Ask HN: On OS X, why does Firefox render fonts more readably than Chrome?
Comparison:
Firefox: http://drop.emily.st/s/Screen%20Shot%202013-09-15%20at%2013.34.33.png
Chrome: http://drop.emily.st/s/Screen%20Shot%202013-09-15%20at%2013.34.14.png
Firefox: http://drop.emily.st/s/Screen%20Shot%202013-09-15%20at%2013.34.33.png
Chrome: http://drop.emily.st/s/Screen%20Shot%202013-09-15%20at%2013.34.14.png
8 comments
[ 3.3 ms ] story [ 32.6 ms ] threadThis is one of the chief reasons I've never been a Chrome user. The font rendering is bad. It doesn't use a subpixel letter positioning algorithm and the kerning is just plain poor.

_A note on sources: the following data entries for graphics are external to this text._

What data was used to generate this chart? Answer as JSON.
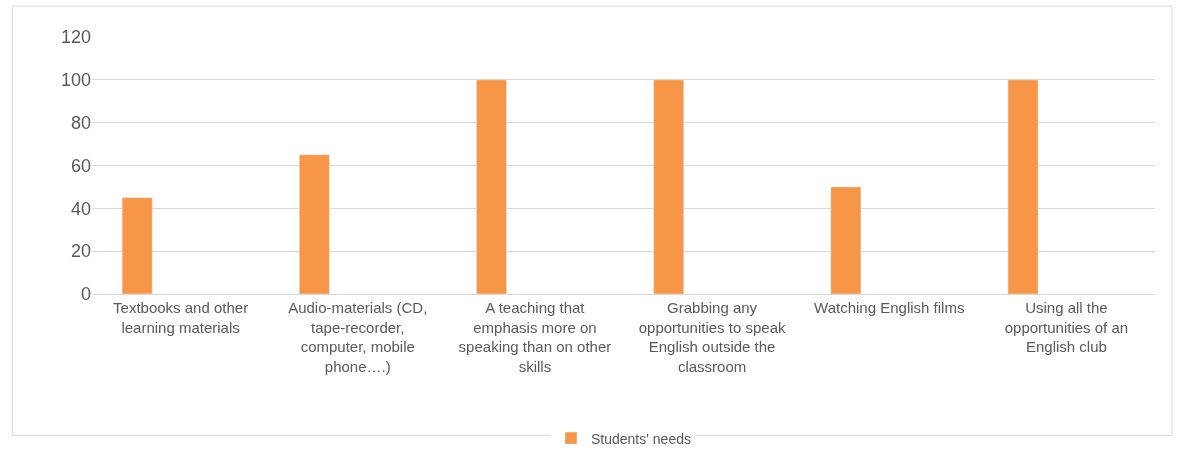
{
  "chart_data": {
    "type": "bar",
    "categories": [
      "Textbooks and other learning materials",
      "Audio-materials (CD, tape-recorder, computer, mobile phone….)",
      "A teaching that emphasis more on speaking than on other skills",
      "Grabbing any opportunities to speak English outside the classroom",
      "Watching English films",
      "Using all the opportunities of an English club"
    ],
    "series": [
      {
        "name": "Students' needs",
        "color": "#f79646",
        "values": [
          45,
          65,
          100,
          100,
          50,
          100
        ]
      }
    ],
    "ylim": [
      0,
      120
    ],
    "yticks": [
      0,
      20,
      40,
      60,
      80,
      100,
      120
    ],
    "grid": "y",
    "legend": "bottom"
  }
}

See http://code.google.com/p/chromium/issues/detail?id=25541
1) Firefox supports kerning, i.e. variable space between particular letter pairs such as "TA" where you otherwise get unsightly gaps. WebKit/Blink does not. Compare e.g. "Welcome" and notice the space between the 'W' and the 'e' is larger on Webkit/Blink: https://en.wikipedia.org/wiki/Main_Page
2) Most OSes support sub-pixel anti-aliasing, which creates the discolouration at the edges of letters by anti-aliasing the RGB channels individually. This means the text is being rendered as if every RGB channel has its own transparency channel, which GPUs do not support as a native image format. When browsers use hardware accelerated compositing, they flatten the page into RGBA layers and compose them on the GPU. Any layer which consists of text on a transparent background cannot do sub-pixel anti-aliasing this way. Firefox is much less aggressive in using GPU layers, creating higher quality text, but using more CPU rendering, the slow kind.
3) On OS X, when using subpixel AA, the text is blended with gamma correction, in linear RGB (i.e. with correct brightness). When not using subpixel AA, the text is blended in sRGB (with non-linear brightness). This difference is why setting an opacity on text can cause it to suddenly look much thinner.
See: http://acko.net/files/dump/aa.png
sRGB is your normal screen's color space. Linear RGB is the color space you want to do color operations in.
If you invert the RGB values in sRGB, then non-subpixel AA looks the same white-on-black and black-on-white. But the white-on-black looks much thinner.
If you invert the RGB values in Linear RGB, then the subpixel AA looks the same in both cases, and the text looks equally bold white-on-black or black-on-white.